Starfield remake created in two days actually lets you fly seamlessly from space to the surface
Starfield remake created in two days actually lets you fly seamlessly from space to the surface

Starfield remake created in two days actually lets you fly seamlessly from space to the surface

A Starfield remake, of sorts, has been created in 48 hours, incorporating seamless travel between planets, something missing from the actual Bethesda RPG.
"remake" is generous of the titling editor. That's a tech demo or a mechanic demo. Still good, though. The seamless transitions are nice.
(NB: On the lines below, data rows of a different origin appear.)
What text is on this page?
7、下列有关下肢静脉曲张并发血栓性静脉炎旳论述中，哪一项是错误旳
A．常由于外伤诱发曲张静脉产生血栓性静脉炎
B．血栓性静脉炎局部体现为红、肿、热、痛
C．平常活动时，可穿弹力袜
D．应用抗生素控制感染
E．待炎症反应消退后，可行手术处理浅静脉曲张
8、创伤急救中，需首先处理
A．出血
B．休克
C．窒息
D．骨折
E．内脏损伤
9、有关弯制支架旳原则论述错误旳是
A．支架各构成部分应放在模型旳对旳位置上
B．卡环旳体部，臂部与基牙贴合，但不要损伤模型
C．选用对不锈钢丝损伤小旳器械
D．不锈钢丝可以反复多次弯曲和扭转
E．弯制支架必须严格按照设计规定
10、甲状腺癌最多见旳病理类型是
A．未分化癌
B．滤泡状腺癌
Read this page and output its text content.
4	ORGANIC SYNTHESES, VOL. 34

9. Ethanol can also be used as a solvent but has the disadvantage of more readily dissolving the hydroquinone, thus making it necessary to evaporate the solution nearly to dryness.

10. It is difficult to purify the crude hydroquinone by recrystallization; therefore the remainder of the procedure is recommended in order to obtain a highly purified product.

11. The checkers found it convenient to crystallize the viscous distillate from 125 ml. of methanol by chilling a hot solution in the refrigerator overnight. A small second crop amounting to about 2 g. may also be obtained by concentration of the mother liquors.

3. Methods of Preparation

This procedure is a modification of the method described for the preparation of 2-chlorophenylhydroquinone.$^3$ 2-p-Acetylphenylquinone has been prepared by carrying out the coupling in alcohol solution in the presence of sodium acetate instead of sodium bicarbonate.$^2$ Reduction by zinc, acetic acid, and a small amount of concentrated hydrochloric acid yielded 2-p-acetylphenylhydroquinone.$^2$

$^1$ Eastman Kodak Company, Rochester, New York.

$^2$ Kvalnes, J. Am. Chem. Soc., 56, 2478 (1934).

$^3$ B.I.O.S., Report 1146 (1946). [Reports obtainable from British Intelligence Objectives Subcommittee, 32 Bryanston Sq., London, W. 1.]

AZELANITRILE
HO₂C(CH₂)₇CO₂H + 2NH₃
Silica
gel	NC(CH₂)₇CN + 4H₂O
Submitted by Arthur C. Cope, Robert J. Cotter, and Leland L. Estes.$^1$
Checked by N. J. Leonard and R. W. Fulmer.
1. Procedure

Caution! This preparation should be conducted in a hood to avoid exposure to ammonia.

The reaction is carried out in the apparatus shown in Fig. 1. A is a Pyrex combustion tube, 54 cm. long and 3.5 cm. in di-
Yeah - of course games are hard - but all he did was rough out a planet-to-space experience in Unreal Engine with a Starfield aesthetic. If he started trying to build an actual game on it... Well an 8 year timeline doesn't seem crazy.
And this whole conversation overlooks one of the major complaints a player would have of Bethesda did the same thing.
Entering an atmosphere changes the physics and those physics are different for all sorts of reasons on every planetary body for every ship. From gravity to atmospheric density the ship would fly differently on every one and that ignores the fact that ships are near enough to infinite in configuration in this game due to the builder.
If Bethesda did this, players would be complaining it wasn't realistic enough.
This is basically what No Man's Sky did. When Bethesda took their crappy RPG engine and mocked up interplanetary travel using loading screens and then started writing quests and storylines, NMS focused on building a very good engine that allowed you to go from surface to air to space to interplanet / stellar while mostly ignoring the rest of gameplay and storytelling.
And not to be too hard on No Man's Sky given the resource differential, but ultimately all it is is one really rock solid system thats not quite a full game surrounded by a lot of hollow feeling stuff to kinda flesh it out on paper. Ultimately Starfield has way sharper hooks almost immediately simpy because while it has a relatively crappy engine and at time frustrating amounts of loading screens and limitations, they spent more time writing content and dialogue that makes the universe feel actually alive and rich, and polishing each individual system until it's fun.
I think The Outer Worlds is also worth comparing to as Obsidian is even farther down the same route as Bethesda imho, making a much smaller universe that feels even less free than Starfield but having even better writing and I would argue it's possibly the best game of the three though I have to withhold my judgement on Starfield until I atleast finish the main quests.